By Gary Goertz
Publisher: Cambridge University Press
Print Publication Year: 1994
Online Publication Date:May 2010
Chapter DOI: http://dx.doi.org/10.1017/CBO9780511559013.013
Seek simplicity and distrust it.Alfred North Whitehead
Bivariate hypotheses may be too simple for understanding world politics. One response is to add more variables. If the goal is to explain a particular event then this is quite reasonable given that few events in the physical and human world have but one or two causes. The emphasis on context suggests that the mere “addition” of variables does not suffice, new kinds of relationships are necessary as well. Context as changing meaning and context as barrier are two different kinds of relationship that may be added to a conceptual tool box. In this book I have tried to construct a standard contextual tool and illustrate its use in a particular problem(s). But it is quite clear that customized tools work much better for specialized tasks.
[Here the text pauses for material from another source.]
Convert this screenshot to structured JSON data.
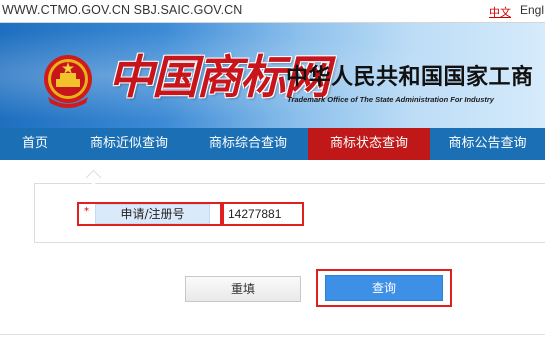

Boyd and Iverson (1979) have already discussed a large number of statistical variations on the context as changing meaning tool, but there has been little corresponding theoretical development of the concept (hence the more theoretical nature of my discussion). The possibilities of the barrier mode remain to be exploited. Context as changing meaning models remain comfortably within the framework of general linear models (regression); barrier models seem to require different kinds of modeling techniques. In particular dynamic models appear appropriate; or perhaps with adaptation models could be stolen from hydraulics (after all the natural home of the metaphor).